Professors are supposed to teach the content the right way, not matter what, but grading all depends on what they teach and how they want you to answer their questions. I also understand that all professors are different, but they’re supposed to help students succeed in their classes, while the students work as well.
It should be 50/50: The teacher helps the student & the student does their part as well.
@skieurope Yes: Now, some professors are great at their jobs, but why are some professors tough graders, hard to understand, unclear with their class content, and opinionated? Add on understanding & caring as well?
Professors are people and different people have different personalities. Many are not formally taught anything about teaching since a PhD is a research degree, which means that the individual’s personality may have more bearing on their style. There are also lots of professors who are required to teach in order to do their research and their heart isn’t really in the teaching aspect of their jobs. Conversely there are professors whose first goal is to teach and they may not do any independent research at all.

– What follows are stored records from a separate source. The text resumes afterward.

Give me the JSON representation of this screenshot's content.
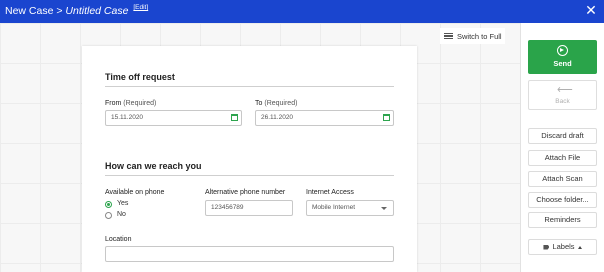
{
  "topbar": {
    "crumb": "New Case >",
    "title": "Untitled Case",
    "edit": "[Edit]",
    "close_icon": "close-icon"
  },
  "toolbar": {
    "switch_label": "Switch to Full",
    "switch_icon": "list-icon"
  },
  "form": {
    "section1": "Time off request",
    "from_label": "From",
    "from_req": "(Required)",
    "from_value": "15.11.2020",
    "to_label": "To",
    "to_req": "(Required)",
    "to_value": "26.11.2020",
    "section2": "How can we reach you",
    "phone_label": "Available on phone",
    "phone_options": [
      "Yes",
      "No"
    ],
    "phone_selected": "Yes",
    "alt_phone_label": "Alternative phone number",
    "alt_phone_value": "123456789",
    "internet_label": "Internet Access",
    "internet_value": "Mobile Internet",
    "location_label": "Location",
    "location_value": ""
  },
  "side": {
    "send": "Send",
    "back": "Back",
    "discard": "Discard draft",
    "attach_file": "Attach File",
    "attach_scan": "Attach Scan",
    "choose_folder": "Choose folder...",
    "reminders": "Reminders",
    "labels": "Labels"
  },
  "colors": {
    "topbar": "#1a45cf",
    "accent": "#2aa44a"
  }
}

Just like there are good doctors and bad doctors, and good lawyers and bad lawyers, and good engineers and bad engineers…there are good professors and bad professors.
Being a tough grader doesn’t necessarily mean a professor is bad, but different professors have different philosophies on grading. Some of them believe that an A is a marker of “hooray, you’re adequate” and they give out As if you do everything they expected. Others believe an A is a mark of true excellence and they give few of them out. Neither is necessarily wrong; they’re just different approaches.
And like GoatGirl19 said…academia is a weird profession, one which most people enter because they really want to be researchers; they are trained primarily as researchers throughout the process of getting their PhD and the years of postdocs they typically need to do; and then they are unceremoniously plopped in front of a class of 100 undergrads and told they need to teach them in order to do the research they love so much. Most get very little actual teacher training in grad school (they may be required to serve as a teaching assistant, but that is not the same thing as training. Few are ever trained in actual pedagogy or how to put together and manage a class. They’re expected to learn by osmosis or something). And honestly, even a lot of professors who really like teaching might not be very good at it, either.
@sta3535 I think you misunderstand higher education. You write that learning is 50/50. HS might be a 50/50 proposition. College is not. For every hour Of class, the students should be doing 3 hours of homework, maybe more. In college the students do more independent learning. Not all professors push students so hard, but some of the best ones do.
If you are having trouble in a course, form a study group, go to the tutoring center, and see the professor during office hours. Ultimately it is your responsibility.